Rebase on top of D98587. Merge in the ideas from D97650.
Only use the helper function for the UNPCK lowering. Incorporating the AVX512 mask improvements made the interface weird.

craig.topper edited the summary of this revision. (Show Details)Mar 14 2021, 4:03 PM
RKSimon added inline comments.Mar 29 2021, 3:40 AM
llvm/lib/Target/X86/X86ISelLowering.cpp
936

(style) keep columns aligned

1339

(style) keep columns aligned

Rebase and fix spacing.

Harbormaster completed remote builds in B96365: Diff 334217.
RKSimon accepted this revision.Mar 31 2021, 4:14 AM

LGTM, I still think in the long run we should be trying to make this ISD::SMUL_LOHI/UMUL_LOHI, but if the legalizers aren't up to the job yet this is a good first step.

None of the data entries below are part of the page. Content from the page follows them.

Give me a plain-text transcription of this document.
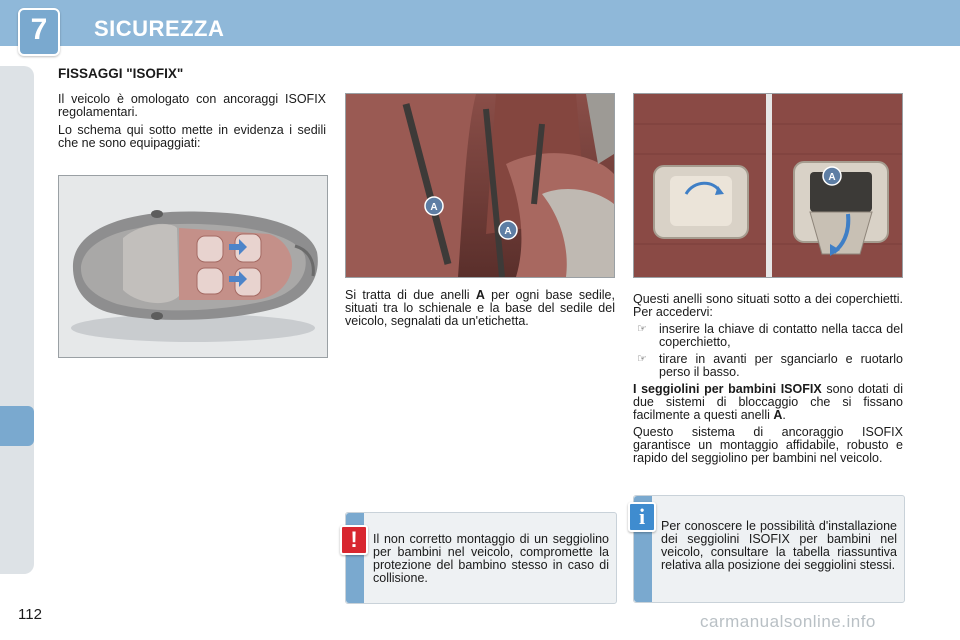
7	SICUREZZA
FISSAGGI "ISOFIX"

Il veicolo è omologato con ancoraggi ISOFIX regolamentari.

Lo schema qui sotto mette in evidenza i sedili che ne sono equipaggiati:

A
A
A

Si tratta di due anelli A per ogni base sedile, situati tra lo schienale e la base del sedile del veicolo, segnalati da un'etichetta.

Questi anelli sono situati sotto a dei coperchietti. Per accedervi:

☞ inserire la chiave di contatto nella tacca del coperchietto,

☞ tirare in avanti per sganciarlo e ruotarlo perso il basso.

I seggiolini per bambini ISOFIX sono dotati di due sistemi di bloccaggio che si fissano facilmente a questi anelli A.

Questo sistema di ancoraggio ISOFIX garantisce un montaggio affidabile, robusto e rapido del seggiolino per bambini nel veicolo.

!	Il non corretto montaggio di un seggiolino per bambini nel veicolo, compromette la protezione del bambino stesso in caso di collisione.

i	Per conoscere le possibilità d'installazione dei seggiolini ISOFIX per bambini nel veicolo, consultare la tabella riassuntiva relativa alla posizione dei seggiolini stessi.

112	carmanualsonline.info
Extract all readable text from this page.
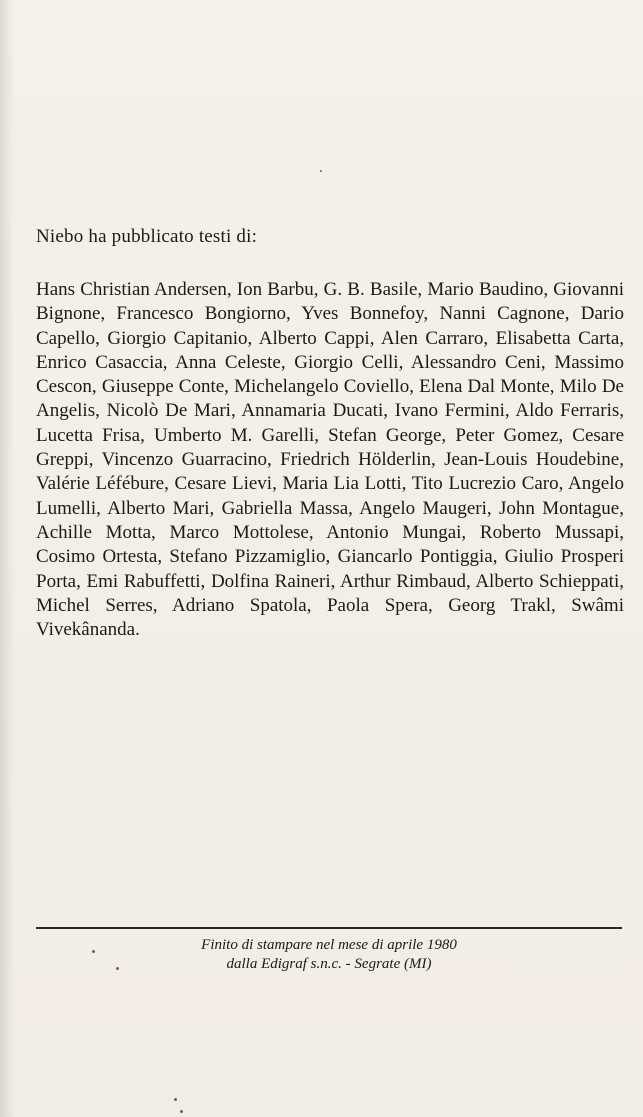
Niebo ha pubblicato testi di:

Hans Christian Andersen, Ion Barbu, G. B. Basile, Mario Baudino, Giovanni Bignone, Francesco Bongiorno, Yves Bonnefoy, Nanni Cagnone, Dario Capello, Giorgio Capitanio, Alberto Cappi, Alen Carraro, Elisabetta Carta, Enrico Casaccia, Anna Celeste, Giorgio Celli, Alessandro Ceni, Massimo Cescon, Giuseppe Conte, Michelangelo Coviello, Elena Dal Monte, Milo De Angelis, Nicolò De Mari, Annamaria Ducati, Ivano Fermini, Aldo Ferraris, Lucetta Frisa, Umberto M. Garelli, Stefan George, Peter Gomez, Cesare Greppi, Vincenzo Guarracino, Friedrich Hölderlin, Jean-Louis Houdebine, Valérie Léfébure, Cesare Lievi, Maria Lia Lotti, Tito Lucrezio Caro, Angelo Lumelli, Alberto Mari, Gabriella Massa, Angelo Maugeri, John Montague, Achille Motta, Marco Mottolese, Antonio Mungai, Roberto Mussapi, Cosimo Ortesta, Stefano Pizzamiglio, Giancarlo Pontiggia, Giulio Prosperi Porta, Emi Rabuffetti, Dolfina Raineri, Arthur Rimbaud, Alberto Schieppati, Michel Serres, Adriano Spatola, Paola Spera, Georg Trakl, Swâmi Vivekânanda.

Finito di stampare nel mese di aprile 1980
dalla Edigraf s.n.c. - Segrate (MI)
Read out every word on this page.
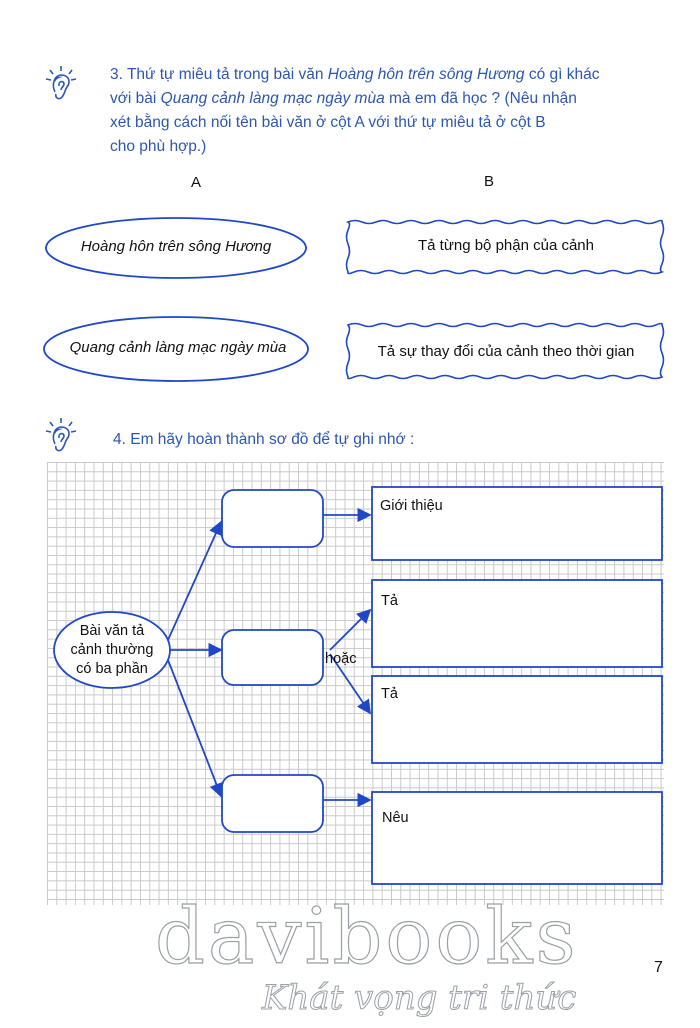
3. Thứ tự miêu tả trong bài văn Hoàng hôn trên sông Hương có gì khác
với bài Quang cảnh làng mạc ngày mùa mà em đã học ? (Nêu nhận
xét bằng cách nối tên bài văn ở cột A với thứ tự miêu tả ở cột B
cho phù hợp.)
A	B
Hoàng hôn trên sông Hương
Quang cảnh làng mạc ngày mùa
Tả từng bộ phận của cảnh
Tả sự thay đổi của cảnh theo thời gian
4. Em hãy hoàn thành sơ đồ để tự ghi nhớ :
Bài văn tả
cảnh thường
có ba phần
hoặc
Giới thiệu
Tả
Tả
Nêu
davibooks
Khát vọng tri thức
7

llvm/lib/Target/X86/X86ISelLowering.cpp
30199

Use the same indentation as the rest.

This revision is now accepted and ready to land.Mar 31 2021, 4:14 AM
This revision was landed with ongoing or failed builds.Mar 31 2021, 10:14 AM
This revision was automatically updated to reflect the committed changes.